Although it's a detour, this scenario satisfies multiple market parties and achieves a win-win outcome. Developers and enterprises indeed need open-source models and high-quality cloud services as the foundation for their digital and intelligent transformation. Using the logic of the real estate industry, this is a proven path where affordable housing + high-quality property services form a strong bond between users and properties, ensuring long-term stable payments.
For developers, open-source large models are not the sole option, and future development choices are often built upon underlying cloud services. In other words, the quality of property services may be the key factor influencing future developers' choice of development platform.

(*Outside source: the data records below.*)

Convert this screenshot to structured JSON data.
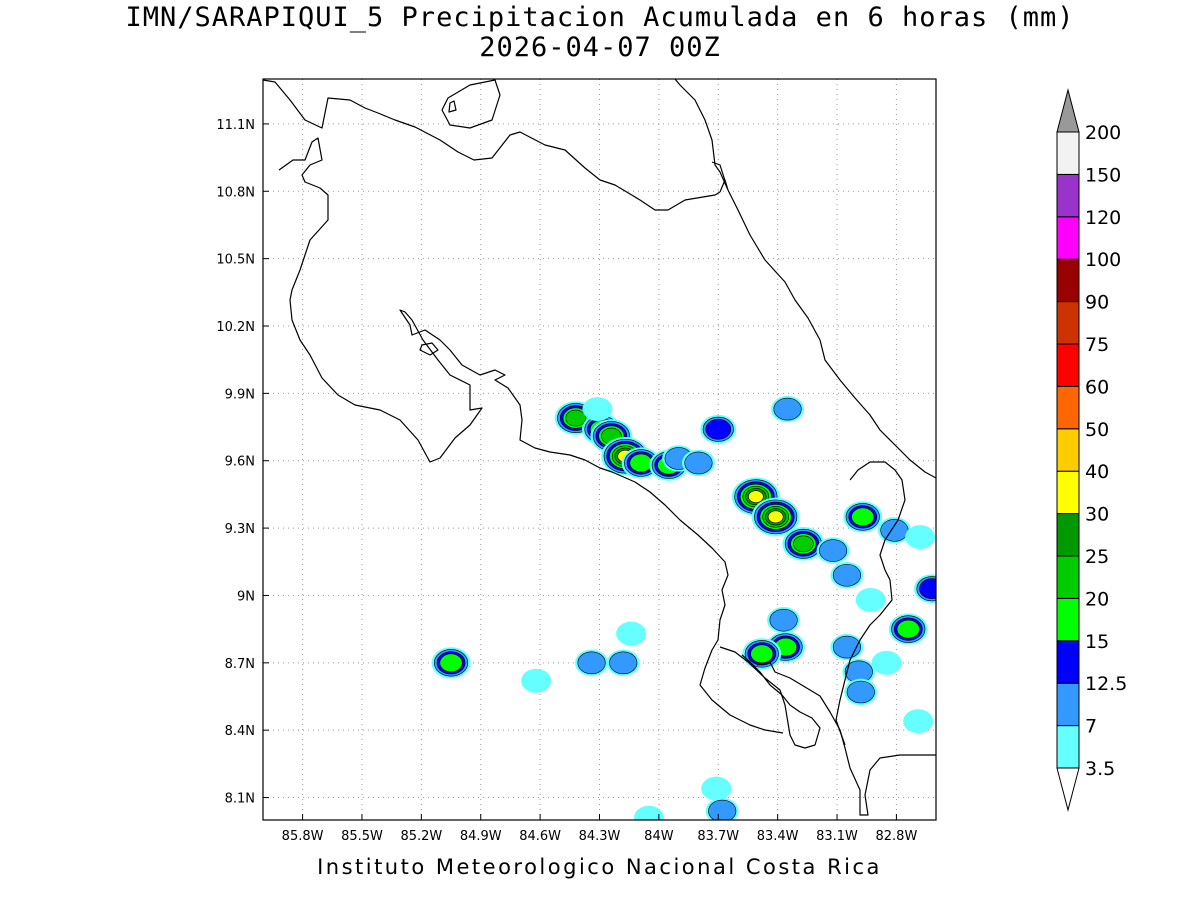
{
  "title": {
    "line1": "IMN/SARAPIQUI_5 Precipitacion Acumulada en 6 horas (mm)",
    "line2": "2026-04-07 00Z"
  },
  "footer": "Instituto Meteorologico Nacional Costa Rica",
  "map": {
    "lon_range": [
      -86.0,
      -82.6
    ],
    "lat_range": [
      8.0,
      11.3
    ],
    "lon_ticks": [
      {
        "value": -85.8,
        "label": "85.8W"
      },
      {
        "value": -85.5,
        "label": "85.5W"
      },
      {
        "value": -85.2,
        "label": "85.2W"
      },
      {
        "value": -84.9,
        "label": "84.9W"
      },
      {
        "value": -84.6,
        "label": "84.6W"
      },
      {
        "value": -84.3,
        "label": "84.3W"
      },
      {
        "value": -84.0,
        "label": "84W"
      },
      {
        "value": -83.7,
        "label": "83.7W"
      },
      {
        "value": -83.4,
        "label": "83.4W"
      },
      {
        "value": -83.1,
        "label": "83.1W"
      },
      {
        "value": -82.8,
        "label": "82.8W"
      }
    ],
    "lat_ticks": [
      {
        "value": 8.1,
        "label": "8.1N"
      },
      {
        "value": 8.4,
        "label": "8.4N"
      },
      {
        "value": 8.7,
        "label": "8.7N"
      },
      {
        "value": 9.0,
        "label": "9N"
      },
      {
        "value": 9.3,
        "label": "9.3N"
      },
      {
        "value": 9.6,
        "label": "9.6N"
      },
      {
        "value": 9.9,
        "label": "9.9N"
      },
      {
        "value": 10.2,
        "label": "10.2N"
      },
      {
        "value": 10.5,
        "label": "10.5N"
      },
      {
        "value": 10.8,
        "label": "10.8N"
      },
      {
        "value": 11.1,
        "label": "11.1N"
      }
    ],
    "grid": "dotted"
  },
  "colorbar": {
    "levels": [
      "3.5",
      "7",
      "12.5",
      "15",
      "20",
      "25",
      "30",
      "40",
      "50",
      "60",
      "75",
      "90",
      "100",
      "120",
      "150",
      "200"
    ],
    "colors": [
      "#66ffff",
      "#3399ff",
      "#0000ff",
      "#00ff00",
      "#00cc00",
      "#009900",
      "#ffff00",
      "#ffcc00",
      "#ff6600",
      "#ff0000",
      "#cc3300",
      "#990000",
      "#ff00ff",
      "#9933cc",
      "#f2f2f2",
      "#999999"
    ]
  },
  "precip_cells": [
    {
      "lon": -84.42,
      "lat": 9.79,
      "mm": 20
    },
    {
      "lon": -84.29,
      "lat": 9.74,
      "mm": 15
    },
    {
      "lon": -84.24,
      "lat": 9.71,
      "mm": 20
    },
    {
      "lon": -84.17,
      "lat": 9.62,
      "mm": 30
    },
    {
      "lon": -84.09,
      "lat": 9.59,
      "mm": 15
    },
    {
      "lon": -83.95,
      "lat": 9.58,
      "mm": 15
    },
    {
      "lon": -83.9,
      "lat": 9.61,
      "mm": 7
    },
    {
      "lon": -83.8,
      "lat": 9.59,
      "mm": 7
    },
    {
      "lon": -83.7,
      "lat": 9.74,
      "mm": 12.5
    },
    {
      "lon": -83.51,
      "lat": 9.44,
      "mm": 30
    },
    {
      "lon": -83.41,
      "lat": 9.35,
      "mm": 30
    },
    {
      "lon": -83.27,
      "lat": 9.23,
      "mm": 20
    },
    {
      "lon": -83.12,
      "lat": 9.2,
      "mm": 7
    },
    {
      "lon": -82.97,
      "lat": 9.35,
      "mm": 15
    },
    {
      "lon": -82.81,
      "lat": 9.29,
      "mm": 7
    },
    {
      "lon": -82.68,
      "lat": 9.26,
      "mm": 3.5
    },
    {
      "lon": -82.62,
      "lat": 9.03,
      "mm": 12.5
    },
    {
      "lon": -82.74,
      "lat": 8.85,
      "mm": 15
    },
    {
      "lon": -83.36,
      "lat": 8.77,
      "mm": 15
    },
    {
      "lon": -83.48,
      "lat": 8.74,
      "mm": 15
    },
    {
      "lon": -83.37,
      "lat": 8.89,
      "mm": 7
    },
    {
      "lon": -83.05,
      "lat": 8.77,
      "mm": 7
    },
    {
      "lon": -82.99,
      "lat": 8.66,
      "mm": 7
    },
    {
      "lon": -82.98,
      "lat": 8.57,
      "mm": 7
    },
    {
      "lon": -82.69,
      "lat": 8.44,
      "mm": 3.5
    },
    {
      "lon": -82.85,
      "lat": 8.7,
      "mm": 3.5
    },
    {
      "lon": -84.18,
      "lat": 8.7,
      "mm": 7
    },
    {
      "lon": -84.34,
      "lat": 8.7,
      "mm": 7
    },
    {
      "lon": -84.14,
      "lat": 8.83,
      "mm": 3.5
    },
    {
      "lon": -85.05,
      "lat": 8.7,
      "mm": 15
    },
    {
      "lon": -84.62,
      "lat": 8.62,
      "mm": 3.5
    },
    {
      "lon": -84.31,
      "lat": 9.83,
      "mm": 3.5
    },
    {
      "lon": -83.71,
      "lat": 8.14,
      "mm": 3.5
    },
    {
      "lon": -83.68,
      "lat": 8.04,
      "mm": 7
    },
    {
      "lon": -84.05,
      "lat": 8.01,
      "mm": 3.5
    },
    {
      "lon": -83.05,
      "lat": 9.09,
      "mm": 7
    },
    {
      "lon": -82.93,
      "lat": 8.98,
      "mm": 3.5
    },
    {
      "lon": -83.35,
      "lat": 9.83,
      "mm": 7
    }
  ]
}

Recently, Meta held its first virtual conference for AI innovation, LlamaCon, online and unveiled the Llama API. This is a cloud computing access service specifically designed for developers, allowing users to access Meta's latest Llama model through an API without deploying the model themselves. Thus, Meta is attracting users to migrate applications to its ecosystem through open-source strategies and efficient boundary API cloud computing services, thereby obtaining significant commercial returns.

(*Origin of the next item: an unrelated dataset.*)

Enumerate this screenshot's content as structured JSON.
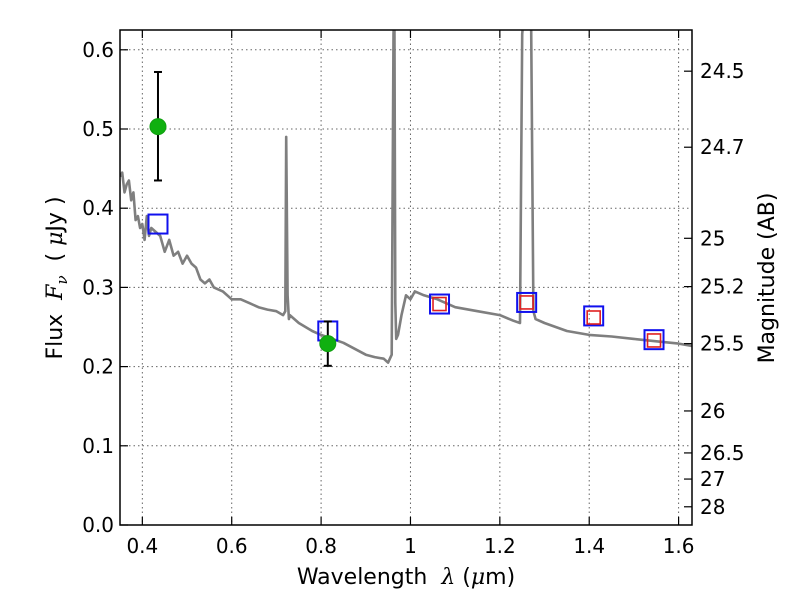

Similarly, Hugging Face open-sources the Transformer library and thousands of pre-trained models to attract developers and then provides paid privatization solutions such as model monitoring, version management, and team collaboration to enterprise customers, seeking commercial success. This model is now relatively common in the AI industry.
For developers, this comprehensive advanced service system is a significant reason for choosing a platform. Similarly, for investors, the current commercial logic of the AI industry is more rational and sustainable than merely discussing open-source large models, enabling a clearer assessment of its profit model.
After the popularity explosion of DeepSeek, cloud platforms from giants like Tencent, Baidu, and Huawei have successively completed access. Open-source large models do not fundamentally widen the gap between companies, and their appeal to developers often stems from cloud services, such as whether there is a comprehensive development toolchain, whether support for modules like data storage, AI tuning, and model fine-tuning meets standards, and whether they can provide inclusive computing resources for developers.
Conclusion
Open source is regarded as the optimal path for the Chinese large model industry to break through technological blockades and achieve security and controllability. However, it's crucial to recognize that model capability is not the sole goal, and a singular focus on open-source models is insufficient. Commercial sustainability is equally paramount. Especially for developers and investors, as participants and financial backers in the large model industry, they are more concerned about commercial development issues beyond open-source large models.
The tariff barriers imposed by the United States are exacerbating the survival pressure on the large model industry. The more this is the case, the higher the preference for cloud platforms among developers compared to open-source models themselves. From this perspective, open source still has a long way to go, and this journey transcends large models, encompassing a leap across the entire ecosystem.